An Islamic State mastermind has admitted his terror group looted oil and an “obscene amount of antiquities” to swell its war chest.

Iraqi-born Abdul Nasser Qardash, AKA The Destroyer, confessed in a jail interview that the looting and oil sales funded a multi-million-pound budget to recruit teenage boys and men.

He was arrested in May and is jailed in Iraq.

Qardash, 53, is awaiting trial, facing execution after leaving a trail of death, torture and other crimes across the Middle East. He told a think-tank interviewer: “We had an obscene abundance of antiquities.

“We tried to transfer the relics to Europe to sell them. This is especially true for Syrian relics.”

During several years of brutal reign over swathes of Iraq and Syria, IS destroyed Christian churches, Shia mosques and other historic buildings, looting treasures.

Iraqi-born Abdul Nasser Qardash, AKA The Destroyer, confessed in a jail interview to the looting of oil

Ancient pottery, ornaments, metal containers, carved ivory, coins and statuettes earned a fortune.

Qardash was born in Tal Afar, in Iraq, and helped now deceased Abu Bakr al-Baghdadi form the IS terror network in 2011.

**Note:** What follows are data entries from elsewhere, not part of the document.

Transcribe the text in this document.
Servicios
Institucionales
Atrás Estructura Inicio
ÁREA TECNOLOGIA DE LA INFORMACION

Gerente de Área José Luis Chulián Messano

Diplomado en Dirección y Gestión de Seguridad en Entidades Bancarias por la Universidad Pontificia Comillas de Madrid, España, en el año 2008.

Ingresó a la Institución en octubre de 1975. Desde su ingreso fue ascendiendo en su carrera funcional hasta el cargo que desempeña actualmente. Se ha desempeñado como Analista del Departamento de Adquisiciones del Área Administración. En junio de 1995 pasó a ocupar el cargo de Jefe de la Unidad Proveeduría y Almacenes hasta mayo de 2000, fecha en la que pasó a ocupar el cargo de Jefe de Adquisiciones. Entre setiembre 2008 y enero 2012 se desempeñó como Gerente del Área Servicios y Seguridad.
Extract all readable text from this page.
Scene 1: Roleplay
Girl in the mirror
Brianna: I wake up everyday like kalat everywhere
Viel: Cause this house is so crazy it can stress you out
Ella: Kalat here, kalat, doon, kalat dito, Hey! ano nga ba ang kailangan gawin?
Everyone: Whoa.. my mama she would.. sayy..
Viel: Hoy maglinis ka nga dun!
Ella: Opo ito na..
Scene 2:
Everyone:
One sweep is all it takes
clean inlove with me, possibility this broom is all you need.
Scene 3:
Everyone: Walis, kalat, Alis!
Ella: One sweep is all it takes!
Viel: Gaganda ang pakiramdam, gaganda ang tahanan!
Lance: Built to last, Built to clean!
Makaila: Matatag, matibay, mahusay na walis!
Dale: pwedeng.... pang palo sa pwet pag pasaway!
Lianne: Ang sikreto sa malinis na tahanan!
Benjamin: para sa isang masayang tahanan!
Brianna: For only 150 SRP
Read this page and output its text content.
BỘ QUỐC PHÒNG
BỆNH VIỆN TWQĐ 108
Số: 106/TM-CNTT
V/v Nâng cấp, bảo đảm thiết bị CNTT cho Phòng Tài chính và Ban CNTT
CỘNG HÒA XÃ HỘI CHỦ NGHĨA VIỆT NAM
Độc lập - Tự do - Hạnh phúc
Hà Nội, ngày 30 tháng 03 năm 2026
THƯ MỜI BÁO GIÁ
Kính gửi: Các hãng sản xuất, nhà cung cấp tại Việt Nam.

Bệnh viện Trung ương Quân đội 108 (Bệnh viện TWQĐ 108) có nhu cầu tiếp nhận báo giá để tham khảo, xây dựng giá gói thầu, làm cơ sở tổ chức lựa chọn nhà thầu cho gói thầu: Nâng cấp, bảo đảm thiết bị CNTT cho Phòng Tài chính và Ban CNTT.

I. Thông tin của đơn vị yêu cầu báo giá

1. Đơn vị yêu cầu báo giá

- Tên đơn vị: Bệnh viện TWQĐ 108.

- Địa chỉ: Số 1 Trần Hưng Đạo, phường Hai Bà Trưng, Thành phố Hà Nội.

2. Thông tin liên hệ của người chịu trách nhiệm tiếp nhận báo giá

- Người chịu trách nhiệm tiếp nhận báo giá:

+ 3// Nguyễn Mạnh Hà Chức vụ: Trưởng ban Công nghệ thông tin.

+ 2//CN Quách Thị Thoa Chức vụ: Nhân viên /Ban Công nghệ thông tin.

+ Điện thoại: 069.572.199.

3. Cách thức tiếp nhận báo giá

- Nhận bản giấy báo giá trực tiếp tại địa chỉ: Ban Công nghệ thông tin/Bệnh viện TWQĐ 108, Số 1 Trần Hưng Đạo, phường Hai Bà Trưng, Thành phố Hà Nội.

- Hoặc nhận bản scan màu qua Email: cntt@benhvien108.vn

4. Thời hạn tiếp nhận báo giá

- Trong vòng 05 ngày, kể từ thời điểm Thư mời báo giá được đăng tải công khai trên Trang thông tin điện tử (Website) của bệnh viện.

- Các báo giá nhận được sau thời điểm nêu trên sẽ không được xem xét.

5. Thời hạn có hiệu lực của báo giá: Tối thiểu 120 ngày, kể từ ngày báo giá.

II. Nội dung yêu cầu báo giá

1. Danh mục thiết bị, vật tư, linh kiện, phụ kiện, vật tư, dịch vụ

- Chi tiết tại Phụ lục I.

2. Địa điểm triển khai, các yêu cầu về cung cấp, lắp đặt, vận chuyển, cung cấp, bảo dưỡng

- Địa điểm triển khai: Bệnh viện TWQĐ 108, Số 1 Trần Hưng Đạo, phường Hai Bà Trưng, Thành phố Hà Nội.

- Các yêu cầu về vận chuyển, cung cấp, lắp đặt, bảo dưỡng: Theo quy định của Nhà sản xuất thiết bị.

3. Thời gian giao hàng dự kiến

He said an IS ban on anyone else selling oil led to the group making millions from fuel sales. He explained: “This expanded the organisation’s economy and generated cash in excess of £350million, just from the smuggling of oil in western Iraq and eastern Syria.

“In 2015, my budget... amounted to approximately £180million.

Smoke billowing from the Baal Shamin temple in Syria's ancient city of Palmyra
The temple of Baal Shamin in the historical city of Palmyra

“The budget would allocate an ­operational sum for soldiers, commanders and their families, and another for weapons purchases, ­equipment, raids and battles management, and weapon development.

“Money is the biggest factor in encouraging young people to volunteer.

“It is not possible to understand the rise of IS without factoring in the frustration that afflicted young people, as a result of the complex economic and social realities, especially... poverty and unemployment.”

He was interviewed by Husham Hashimi, an Iraqi working for US-based think-tank the Center for Global Policy.

Qardash – pipped to the post as IS leader after al-Baghdadi’s death last year – confirmed there had been a split in the group’s hierarchy, as he refused allegiance to the new leader.

Asked about the man who beat him to the top job, Qardash replied: “I pledged allegiance to al-Baghdadi and I am not obligated to pledge allegiance to Abu Ibrahim al-Qurashi.